Tech Digest PMI: agenti AI, retrieval, memoria GPU e casi d’uso
- Valuta integrazioni AI con strumenti usando standard e permessi minimi
- Misura il retrieval su query reali prima di cambiare modello
- Monitora cache e lunghezza prompt per controllare costi
- Confronta tempi di risposta AI e aggiorna aspettative operative
- Standardizza template e checklist per offerte generate con AI
Nel digest di oggi: novità su agenti AI collegati a strumenti aziendali, qualità del recupero dati per RAG, limiti di memoria nelle infrastrutture AI e indicazioni d’uso dall’adozione reale.
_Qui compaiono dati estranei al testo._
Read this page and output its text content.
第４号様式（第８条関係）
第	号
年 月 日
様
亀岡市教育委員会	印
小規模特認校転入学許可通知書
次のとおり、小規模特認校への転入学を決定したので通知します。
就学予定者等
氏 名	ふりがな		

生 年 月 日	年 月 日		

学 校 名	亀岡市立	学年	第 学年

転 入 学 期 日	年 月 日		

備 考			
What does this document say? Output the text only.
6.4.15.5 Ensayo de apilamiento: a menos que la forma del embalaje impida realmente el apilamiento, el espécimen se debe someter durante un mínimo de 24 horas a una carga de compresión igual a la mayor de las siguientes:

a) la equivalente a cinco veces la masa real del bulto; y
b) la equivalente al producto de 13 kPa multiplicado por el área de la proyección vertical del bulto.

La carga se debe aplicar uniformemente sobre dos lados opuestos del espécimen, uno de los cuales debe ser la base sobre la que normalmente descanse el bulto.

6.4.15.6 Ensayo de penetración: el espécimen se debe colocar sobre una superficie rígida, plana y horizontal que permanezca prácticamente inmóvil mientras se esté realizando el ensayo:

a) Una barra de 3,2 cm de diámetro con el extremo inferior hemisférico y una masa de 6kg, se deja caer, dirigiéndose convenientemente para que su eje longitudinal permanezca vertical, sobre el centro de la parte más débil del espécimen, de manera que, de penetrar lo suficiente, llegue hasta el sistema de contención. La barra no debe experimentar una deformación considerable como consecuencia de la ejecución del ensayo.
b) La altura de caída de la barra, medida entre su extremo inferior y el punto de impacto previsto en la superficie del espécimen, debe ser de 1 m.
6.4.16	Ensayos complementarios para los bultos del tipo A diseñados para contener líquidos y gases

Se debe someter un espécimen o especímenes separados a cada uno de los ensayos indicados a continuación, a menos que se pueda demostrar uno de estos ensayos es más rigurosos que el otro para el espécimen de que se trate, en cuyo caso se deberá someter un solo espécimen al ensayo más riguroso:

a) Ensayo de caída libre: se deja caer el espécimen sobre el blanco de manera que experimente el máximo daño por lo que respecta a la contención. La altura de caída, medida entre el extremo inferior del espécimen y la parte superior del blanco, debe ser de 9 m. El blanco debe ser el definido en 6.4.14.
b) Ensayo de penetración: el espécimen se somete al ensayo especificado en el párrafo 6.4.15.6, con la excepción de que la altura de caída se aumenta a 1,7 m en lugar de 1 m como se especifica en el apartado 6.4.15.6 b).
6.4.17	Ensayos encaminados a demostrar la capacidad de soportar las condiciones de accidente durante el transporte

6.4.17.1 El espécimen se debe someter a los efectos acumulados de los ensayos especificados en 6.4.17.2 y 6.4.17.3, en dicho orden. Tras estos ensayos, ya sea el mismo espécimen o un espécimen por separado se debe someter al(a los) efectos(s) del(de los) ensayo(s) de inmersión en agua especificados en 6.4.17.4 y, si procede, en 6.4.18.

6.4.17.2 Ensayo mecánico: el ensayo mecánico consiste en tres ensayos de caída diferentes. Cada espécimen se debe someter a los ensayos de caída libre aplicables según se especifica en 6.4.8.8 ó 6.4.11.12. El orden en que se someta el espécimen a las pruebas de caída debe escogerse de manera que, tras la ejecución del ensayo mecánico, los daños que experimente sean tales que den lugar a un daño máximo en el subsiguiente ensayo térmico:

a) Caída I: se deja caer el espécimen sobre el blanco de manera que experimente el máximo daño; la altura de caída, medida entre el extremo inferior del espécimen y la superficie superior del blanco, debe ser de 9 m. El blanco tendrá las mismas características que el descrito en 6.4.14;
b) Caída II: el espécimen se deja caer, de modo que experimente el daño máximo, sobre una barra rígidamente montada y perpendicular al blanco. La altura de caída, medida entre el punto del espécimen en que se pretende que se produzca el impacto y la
Focus su cosa cambia nei flussi di lavoro e su micro-azioni attuabili subito.
Claude Code aggiorna il flusso di lavoro con MCP e integrazioni strumenti
L’ecosistema di Claude Code si aggiorna attorno al Model Context Protocol (MCP), uno standard open source per collegare modelli/agent a strumenti esterni in modo strutturato. Per team tecnici significa rendere più ripetibili le automazioni (es. repo, ticketing, documentazione) e ridurre integrazioni “ad hoc”.
Impatto pratico: più facile standardizzare come l’AI interagisce con strumenti interni.
Conseguenza: entro poche settimane può cambiare il modo in cui si orchestrano task ripetitivi di sviluppo e operations.
Micro-azione: mappa 3 strumenti chiave (Git, issue tracker, wiki) e valuta un pilot MCP con permessi minimi.
MongoDB: per AI affidabile conta il retrieval, non solo modelli grandi
MongoDB sostiene che la qualità del recupero dati (retrieval) sia il collo di bottiglia per sistemi agentici e RAG in produzione. Il punto operativo è ridurre risposte “creative” migliorando ricerca, ranking e embedding, invece di aumentare solo la complessità del modello.
Impatto pratico: meno errori nelle risposte quando l’AI usa documenti aziendali.
Conseguenza: i progetti RAG potrebbero richiedere revisione di indicizzazione e valutazione qualità.
Micro-azione: definisci un set di 20 query reali e misura precisione/recall prima di cambiare modello.
Memoria GPU come limite: “token warehousing” per carichi agentici
Con l’AI agentica in produzione emerge un limite infrastrutturale: la memoria, in particolare per gestire le cache (KV) necessarie a conversazioni lunghe e strumenti multipli. L’articolo descrive approcci come il “token warehousing” per gestire meglio questi carichi senza bloccare throughput e latenza.
Impatto pratico: più prevedibilità dei costi e delle prestazioni nei workload AI.
Conseguenza: chi fa inference su GPU potrebbe dover ripensare dimensionamento e policy di sessione.
Micro-azione: monitora lunghezza media dei prompt e picchi di sessione; imposta limiti e fallback.
OpenAI e Cerebras: più capacità di calcolo e minore latenza per inference
OpenAI annuncia una partnership con Cerebras per aggiungere capacità di calcolo e ridurre la latenza dell’inferenza, con l’obiettivo dichiarato di rendere più rapide le risposte in scenari real-time. Per PMI e professionisti l’effetto, se si riflette sui servizi usati, è soprattutto sulla reattività dei flussi conversazionali e degli strumenti integrati.
Impatto pratico: tempi di risposta più stabili in uso quotidiano.
Conseguenza: se i tuoi processi dipendono da chatbot/assistenti, potresti rivedere SLA interni e attese.
Micro-azione: registra tempi medi di risposta ora; ripeti il test tra 2 settimane.
Caso d’uso: team sales snello e workflow con AI per preparazione offerte
Un caso studio descrive come una forza vendita “lean” abbia usato workflow con AI per ridurre il tempo di preparazione e migliorare la personalizzazione delle proposte. Al netto del contesto specifico, la lezione utile è la standardizzazione: prompt, template e controlli per evitare incoerenze su prezzi, condizioni e messaggi.
Impatto pratico: riduci il lavoro ripetitivo nella preparazione di proposte.
Conseguenza: entro un mese puoi accorciare il ciclo “brief → prima bozza” con un processo controllato.
Micro-azione: crea 1 template unico (offerta, email, call recap) e una checklist di verifica.
Tra agenti più integrabili, attenzione al retrieval e vincoli infrastrutturali, la priorità resta operativa: misurare qualità e tempi, definire controlli e fare piccoli pilot con dati reali prima di estendere l’uso in azienda.